If he develops during an unlikely playoff run — sorry, says here they go 4-12 — that is a nice bonus. If Russell exits prematurely from his second full season as the starter and the Raiders call on a veteran, it doesn't matter if it's Garcia, Bruce Gradkowski, Charlie Frye or Jim Plunkett. This season's goal becomes moot if Russell misses snaps. The same probably holds true for 2010.

The Raiders are not a contender this year. Their roster is eerily familiar to last year's clunker. They're in a youth movement like their Coliseum co-tenant.

So why bring in Seymour, whose contract is up after this season? He seemingly is a final-piece-of-the-puzzle player, thus contradicting any "rebuilding" notion. But by having him around, the defense should improve. That puts Russell on the field more often.

Plus, as a triple champion and defensive leader, Seymour can speak up (The Say More Kid?). He can downplay Russell's importance and remind everyone that even the NFL's best quarterback, Tom Brady, needed a band of brothers with a team-first mentality.

During Davis' epic firing of Lane Kiffin last September, Russell's name got tossed into the mix. "I do realize that you did not want to draft JaMarcus Russell," Davis said in reading a letter to Kiffin. "He is a great player.
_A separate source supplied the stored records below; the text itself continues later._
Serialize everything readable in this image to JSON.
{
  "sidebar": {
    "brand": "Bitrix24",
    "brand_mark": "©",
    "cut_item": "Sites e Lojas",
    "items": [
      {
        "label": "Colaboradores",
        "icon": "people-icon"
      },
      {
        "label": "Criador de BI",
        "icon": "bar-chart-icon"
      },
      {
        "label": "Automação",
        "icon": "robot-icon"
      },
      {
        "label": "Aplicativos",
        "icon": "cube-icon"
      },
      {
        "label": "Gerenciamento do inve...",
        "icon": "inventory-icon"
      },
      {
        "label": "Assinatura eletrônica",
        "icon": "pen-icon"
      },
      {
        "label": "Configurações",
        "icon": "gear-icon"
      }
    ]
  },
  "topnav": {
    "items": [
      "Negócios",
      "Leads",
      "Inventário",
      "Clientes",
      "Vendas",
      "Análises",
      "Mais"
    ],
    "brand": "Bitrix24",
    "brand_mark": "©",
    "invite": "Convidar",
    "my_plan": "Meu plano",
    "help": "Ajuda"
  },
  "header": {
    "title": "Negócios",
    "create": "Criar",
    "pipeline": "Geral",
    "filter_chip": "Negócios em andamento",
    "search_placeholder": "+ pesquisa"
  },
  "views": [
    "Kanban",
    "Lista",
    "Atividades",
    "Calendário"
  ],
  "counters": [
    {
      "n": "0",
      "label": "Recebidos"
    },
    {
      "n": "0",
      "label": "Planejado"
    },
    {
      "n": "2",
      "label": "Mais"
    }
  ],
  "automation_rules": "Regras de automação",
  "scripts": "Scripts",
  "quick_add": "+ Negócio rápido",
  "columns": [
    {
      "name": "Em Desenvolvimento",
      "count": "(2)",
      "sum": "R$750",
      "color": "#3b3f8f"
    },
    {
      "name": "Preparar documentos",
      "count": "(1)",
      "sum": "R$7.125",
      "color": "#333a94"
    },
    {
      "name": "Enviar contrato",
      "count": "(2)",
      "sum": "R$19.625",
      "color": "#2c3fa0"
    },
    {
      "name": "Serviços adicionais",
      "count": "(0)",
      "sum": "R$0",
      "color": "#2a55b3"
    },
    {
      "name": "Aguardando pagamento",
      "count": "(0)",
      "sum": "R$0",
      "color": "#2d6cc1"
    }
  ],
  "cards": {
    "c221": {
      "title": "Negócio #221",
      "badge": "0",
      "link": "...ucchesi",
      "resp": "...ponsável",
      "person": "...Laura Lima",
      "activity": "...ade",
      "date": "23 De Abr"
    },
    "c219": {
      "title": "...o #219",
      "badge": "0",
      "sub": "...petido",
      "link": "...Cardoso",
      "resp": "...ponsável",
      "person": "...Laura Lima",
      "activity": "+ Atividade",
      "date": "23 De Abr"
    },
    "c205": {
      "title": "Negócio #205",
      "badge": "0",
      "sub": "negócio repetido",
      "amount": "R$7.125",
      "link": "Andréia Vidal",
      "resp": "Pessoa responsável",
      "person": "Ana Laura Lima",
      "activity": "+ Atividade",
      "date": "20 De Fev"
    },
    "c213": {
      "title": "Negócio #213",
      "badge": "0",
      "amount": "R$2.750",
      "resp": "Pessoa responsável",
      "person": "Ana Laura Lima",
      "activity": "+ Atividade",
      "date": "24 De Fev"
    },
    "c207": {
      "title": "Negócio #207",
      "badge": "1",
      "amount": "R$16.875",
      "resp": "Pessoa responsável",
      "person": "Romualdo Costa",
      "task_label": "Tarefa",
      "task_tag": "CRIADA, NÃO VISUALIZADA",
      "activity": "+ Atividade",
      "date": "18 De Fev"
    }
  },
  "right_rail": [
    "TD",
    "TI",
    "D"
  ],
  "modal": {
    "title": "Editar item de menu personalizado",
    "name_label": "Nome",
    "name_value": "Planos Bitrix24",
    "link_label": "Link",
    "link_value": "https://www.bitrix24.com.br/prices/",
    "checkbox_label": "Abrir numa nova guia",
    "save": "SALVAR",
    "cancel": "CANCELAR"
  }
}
Get over it and coach this team on the field. That is what you were hired to do. We can win with this team!"

Russell had his moments last season, enough to give hope that he isn't the Bay Area's second coming of Alex Smith. But Russell still is searching for his first 300-yard passing game, his first three-touchdown effort and — here's what really counts — his first winning season.

Davis digs him, though. He is the one who drafted Russell and reiterated that when he fired Kiffin, whom Davis claimed wanted to draft Brady Quinn, Calvin Johnson or trade the pick.

"He didn't want Russell," Davis said.

This season, more than any other, Russell is a wanted man.